Border Art

‘Architects by Force’: Border photographer Maria Teresa Fernandez celebrates the inventiveness of the colonia

In the poorest colonias along the border in Tijuana, everywhere there are traces of ingenuity and the sparks of creativity born of necessity.  This is the vision Maria Teresa Fernandez brings us in her new show at Art Produce Gallery on University Avenue in North Park. “Architects by Force” documents built environments and community life along the border in Tijuana.

A native of San Luis Potosí, Mexico, and based in San Diego since 1991, Maria Teresa Fernandez has been photographing people, communities, and intimate moments when families meet at the border wall for eleven years.
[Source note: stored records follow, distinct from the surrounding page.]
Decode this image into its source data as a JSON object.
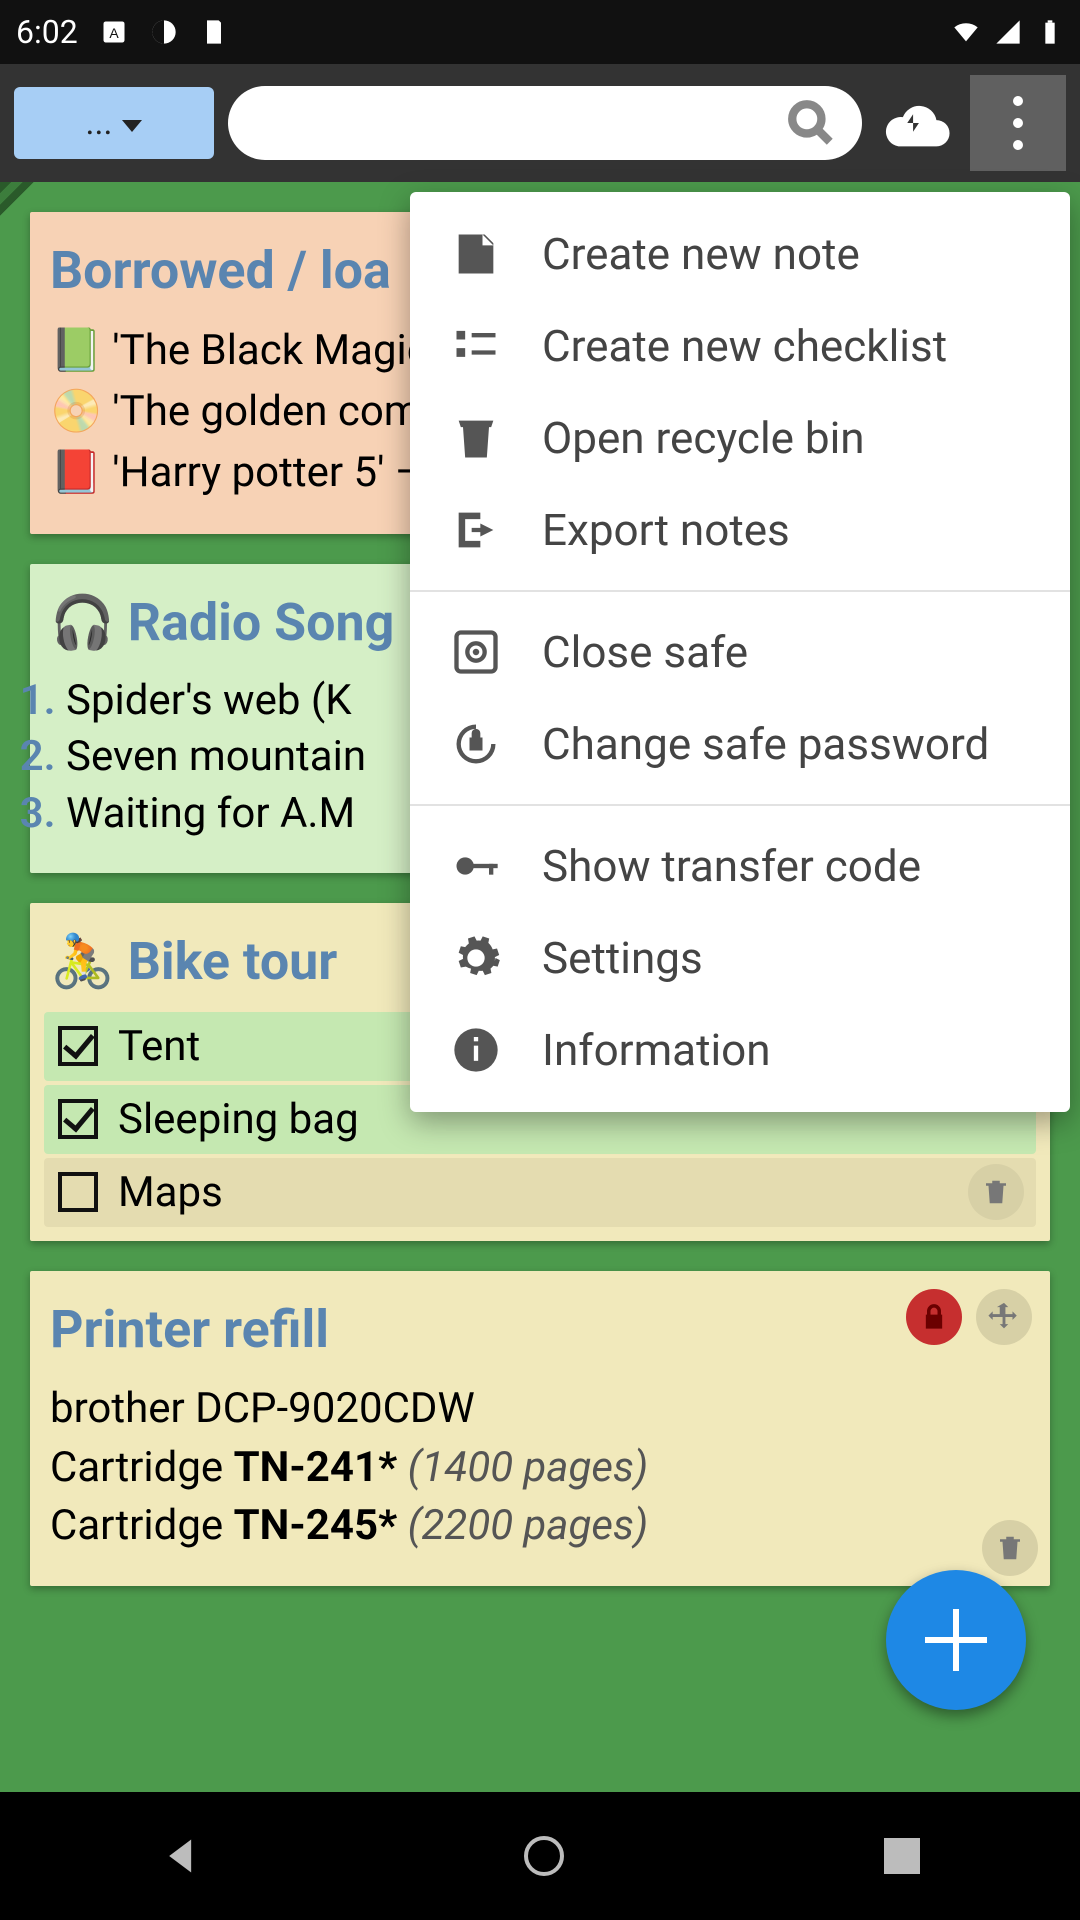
{
  "status": {
    "time": "6:02"
  },
  "appbar": {
    "category_label": "...",
    "search_value": ""
  },
  "notes": {
    "borrowed": {
      "title": "Borrowed / loa",
      "lines": [
        {
          "emoji": "📗",
          "text": "'The Black Magic"
        },
        {
          "emoji": "📀",
          "text": "'The golden com"
        },
        {
          "emoji": "📕",
          "text": "'Harry potter 5' –"
        }
      ]
    },
    "radio": {
      "title_emoji": "🎧",
      "title": "Radio Song",
      "songs": [
        "Spider's web (K",
        "Seven mountain",
        "Waiting for A.M"
      ]
    },
    "bike": {
      "title_emoji": "🚴",
      "title": "Bike tour",
      "items": [
        {
          "label": "Tent",
          "checked": true
        },
        {
          "label": "Sleeping bag",
          "checked": true
        },
        {
          "label": "Maps",
          "checked": false
        }
      ]
    },
    "printer": {
      "title": "Printer refill",
      "model": "brother DCP-9020CDW",
      "rows": [
        {
          "prefix": "Cartridge ",
          "code": "TN-241*",
          "pages": "(1400 pages)"
        },
        {
          "prefix": "Cartridge ",
          "code": "TN-245*",
          "pages": "(2200 pages)"
        }
      ]
    }
  },
  "menu": {
    "g1": [
      {
        "icon": "note",
        "label": "Create new note"
      },
      {
        "icon": "checklist",
        "label": "Create new checklist"
      },
      {
        "icon": "trash",
        "label": "Open recycle bin"
      },
      {
        "icon": "export",
        "label": "Export notes"
      }
    ],
    "g2": [
      {
        "icon": "safe",
        "label": "Close safe"
      },
      {
        "icon": "password",
        "label": "Change safe password"
      }
    ],
    "g3": [
      {
        "icon": "key",
        "label": "Show transfer code"
      },
      {
        "icon": "gear",
        "label": "Settings"
      },
      {
        "icon": "info",
        "label": "Information"
      }
    ]
  }
}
Fernandez has played a key role in documenting the struggle to save Friendship Park.

Now she has turned her keen eye to the rich colors and patterns of the humble homes of Tijuanenses living in “colonias,” squatter communities where the residents cobble together wood palettes, discarded refrigerator doors, and bright blue plastic tarps to create houses that are always works in progress.  What fascinates Fernandez most are the little details most of us would never notice: the way men use old soda bottle caps to help fasten nails into weak boards, an explosion of bright red bougainvillea bursting out of a stack of rubber tires, a rustic stone wall held in place by the roots of wild yellow daisies.

Fernandez has presented her work in galleries in both the US and Mexico, and her work has been picked up by major news sources like this photo essay published by the BBC.

If you think you know Tijuana, think again.  Maria Teresa Fernandez’s photos will give you a fresh new take on an old familiar place.

WHEN: Opening Saturday, Oct 8, from 6-9 PM  SHOW RUNS THROUGH NOV 20 

WHERE:  Art Produce Gallery, North Park, San Diego  3139 University Ave, San Diego, CA 92104  (corner of University Ave and Iowa Street, near where the 805 crosses University Ave).

 Artist Statement: 

Fernandez at the border wall near La Rumorosa, Baja California, Mexico

Growing up in San Luis Potosi, Mexico, I was flooded with creativity. Since I was young I had the privilege to witness works of art and being exposed to all this beauty inspired me to study Art. I did not excel in making the actual art, but I could identify it in other people. I felt I had a keen sensibility to acknowledge artistic creativity. I actually explored being a full time artist for fifteen years by molding the souls of my four children. I left my own country to relocate in San Diego and seeing Mexico from a different perspective made me realize that those living along the border surfaced their dreams, hopes, anger, despair, fears, and their daily life and exaltations through a very creative medium. These evoked emotions became their palette and the border fence transformed into their canvas. My lens allows me to witness and acknowledge how man, time, and nature daily recreate the body and soul of this border fence. My camera captures expressions of words that paint pictures. The shapes, textures and patterns speak their own language with a diverse range of natural elements and added color. The border fence becomes alive to show the creativity of minute delicacies, ruins and fossils from its own life and the lives of those people dealing with problems and adversities who touch it.